Analyses et propositions suite à la dissolution de l’Assemblée Nationale

, par  Franck Marsal , popularité : 1%

Analyses..

1. La décision de Macron ne vient pas par hasard, elle n’est certainement pas un ’coup de tête’.
On peut imaginer des stratégies cachées, mais l’hypothèse la plus simple et la plus logique est que Macron est allé au bout de sa politique. Il a mené la politique du capital en bon soldat : suppression de l’ISF, réforme des retraites, loi immigration, engagement la France dans la guerre de l’OTAN contre la Russie et protection de l’allié Israël dans le massacre en Palestine. Il poursuit - pendant la dissolution - la réforme de l’assurance-chômage. Mais il y a usé sa majorité et s’y est usé jusqu’au bout. Il ne dispose plus des moyens nécessaires (majorité, soutien de l’opinion, cohérence politique) pour porter plus loin les intérêts du capital et doit passer la main.

2. Le capitalisme occidental dominant entre inéluctablement dans une période de profonde crise et peut-être de guerre globale.
L’organisation globale du monde, mise en place par les USA après 1945 et renforcée après la dissolution de l’URSS en 1991 est aujourd’hui menacée. La suprématie industrielle, économique, monétaire et militaire des USA, qui leur ont permis de dominer le monde sans partage depuis 30 ans est contestée. Les BRICS préparent le lancement d’une nouvelle monnaie. La Chine domine la plupart des secteurs de l’industrie mondiale et va bientôt rattraper les USA dans le dernier grand domaine qu’ils maîtrisent : les micro-processeurs avancés. La Russie tient tête à l’OTAN depuis 2 ans en Ukraine. Elle a résisté aux sanctions et développé son industrie militaire à une hauteur que l’OTAN tout entier peine à compenser. Elle a évincé les pieds nickelés de l’ex-empire français d’Afrique de l’Ouest. Et le capitalisme dominant n’est pas menacé que par l’extérieur. En son sein, la crise est aussi plus profonde que jamais. Conformément aux analyses de Marx, la rentabilité intrinsèque du capital est en baisse régulière. La productivité stagne. Depuis plusieurs décennies, et cela s’est aggravé après la crise financière de 2008, il est chaque année davantage nécessaire de faire appel à l’intervention de l’état pour subventionner directement ou indirectement le secteur privé (en réduisant les salaires, les cotisations, les droits des travailleurs, en laissant faire l’évasion fiscale...). Mais cette politique-là ne suffit même plus et l’industrie de pays entiers, dont la France, est aujourd’hui sans perspective claire. Cette crise économique provoque crises sociales et politiques, qui touchent jusqu’au cœur du système impérialiste, aux USA, l’amenant à accroitre sans cesse la pression sur ses satellites.

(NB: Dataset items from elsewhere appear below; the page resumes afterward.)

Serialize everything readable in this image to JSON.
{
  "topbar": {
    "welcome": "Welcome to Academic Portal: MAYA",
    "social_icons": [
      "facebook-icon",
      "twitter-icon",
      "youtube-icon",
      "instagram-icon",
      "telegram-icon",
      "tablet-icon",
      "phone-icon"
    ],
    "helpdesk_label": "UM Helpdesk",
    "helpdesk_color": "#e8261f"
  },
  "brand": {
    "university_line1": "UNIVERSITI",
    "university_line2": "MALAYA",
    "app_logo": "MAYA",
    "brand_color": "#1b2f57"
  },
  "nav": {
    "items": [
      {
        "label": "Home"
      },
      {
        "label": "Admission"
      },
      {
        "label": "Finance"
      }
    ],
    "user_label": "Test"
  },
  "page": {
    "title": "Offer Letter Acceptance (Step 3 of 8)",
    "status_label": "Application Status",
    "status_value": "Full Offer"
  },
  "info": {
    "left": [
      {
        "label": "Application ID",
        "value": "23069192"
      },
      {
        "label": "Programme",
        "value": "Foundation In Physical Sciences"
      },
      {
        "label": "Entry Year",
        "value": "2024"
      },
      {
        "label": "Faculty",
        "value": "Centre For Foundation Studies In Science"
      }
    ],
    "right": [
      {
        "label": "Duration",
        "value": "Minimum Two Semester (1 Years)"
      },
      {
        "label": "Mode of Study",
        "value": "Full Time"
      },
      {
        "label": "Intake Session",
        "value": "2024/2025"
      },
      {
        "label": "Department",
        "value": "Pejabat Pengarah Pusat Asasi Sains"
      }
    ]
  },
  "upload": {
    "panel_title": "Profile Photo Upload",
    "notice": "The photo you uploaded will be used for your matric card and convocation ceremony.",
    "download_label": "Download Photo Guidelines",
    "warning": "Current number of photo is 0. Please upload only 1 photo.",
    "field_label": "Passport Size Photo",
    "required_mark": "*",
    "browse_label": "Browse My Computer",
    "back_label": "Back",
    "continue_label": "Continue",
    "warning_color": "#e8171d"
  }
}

3. Or, l’impérialisme US est le parapluie politique et militaire sous lequel les classes capitalistes de nombreux pays se sont frileusement abritées

L’impérialisme US est le parapluie politique et militaire sous lequel les classes capitalistes de nombreux pays se sont frileusement abritées depuis de nombreuses décennies, quitte à y abandonner toute souveraineté nationale, pour se protéger de la montée des revendications des travailleurs. C’est la puissance économique, diplomatique et si nécessaire militaire des USA qui intervient (ouvertement ou discrètement...) chaque fois que les intérêts de la classe capitaliste sont menacés. Les USA ont établi un système impérialiste globalisé qui encadre les lois et le pouvoir politique de la plupart des pays et fournit des conditions harmonisées toujours plus favorables pour les investissements des multinationales. Le projet politique auquel nous faisons face en France (et ailleurs), c’est donc de maintenir coûte que coûte et aussi longtemps que possible le pouvoir de ces oligarchies capitalistes et ce cadre général harmonisé. Cela passe par le maintien du leadership mondial par Washington et cela signifie aujourd’hui la guerre impérialiste généralisée, à la fois pour maintenir la mainmise sur les ressources stratégiques et les débouchés, mais aussi pour rétablir les profits par le développement de l’industrie de guerre. Cette guerre s’opère déjà sur deux fronts :
- 1) face à la Russie en Ukraine, front sur lequel l’intervention de l’OTAN est de plus en plus explicite : l’OTAN est le principal fournisseur d’armes de l’Ukraine, son principal financeur, il fournit également le renseignement militaire, les images satellites, les cibles, l’expertise technique. Il vient d’autoriser l’emploi de ses armes pour frapper le sol russe et l’envoi officiel de troupes au sol ;
- 2) face à l’Iran et ses alliés en Asie occidentale (Palestine, Liban, Yemen), ce sont les USA qui sont également pourvoyeurs d’armes, financeurs et, avec les grands pays de l’OTAN qui ont assuré la défense d’Israël durant l’attaque de missile israélienne.
- Le 3ème front - encore non ouvert - c’est face à la Chine, soit autour de l’Île de Taïwan, soit en mer de Chine peut-être.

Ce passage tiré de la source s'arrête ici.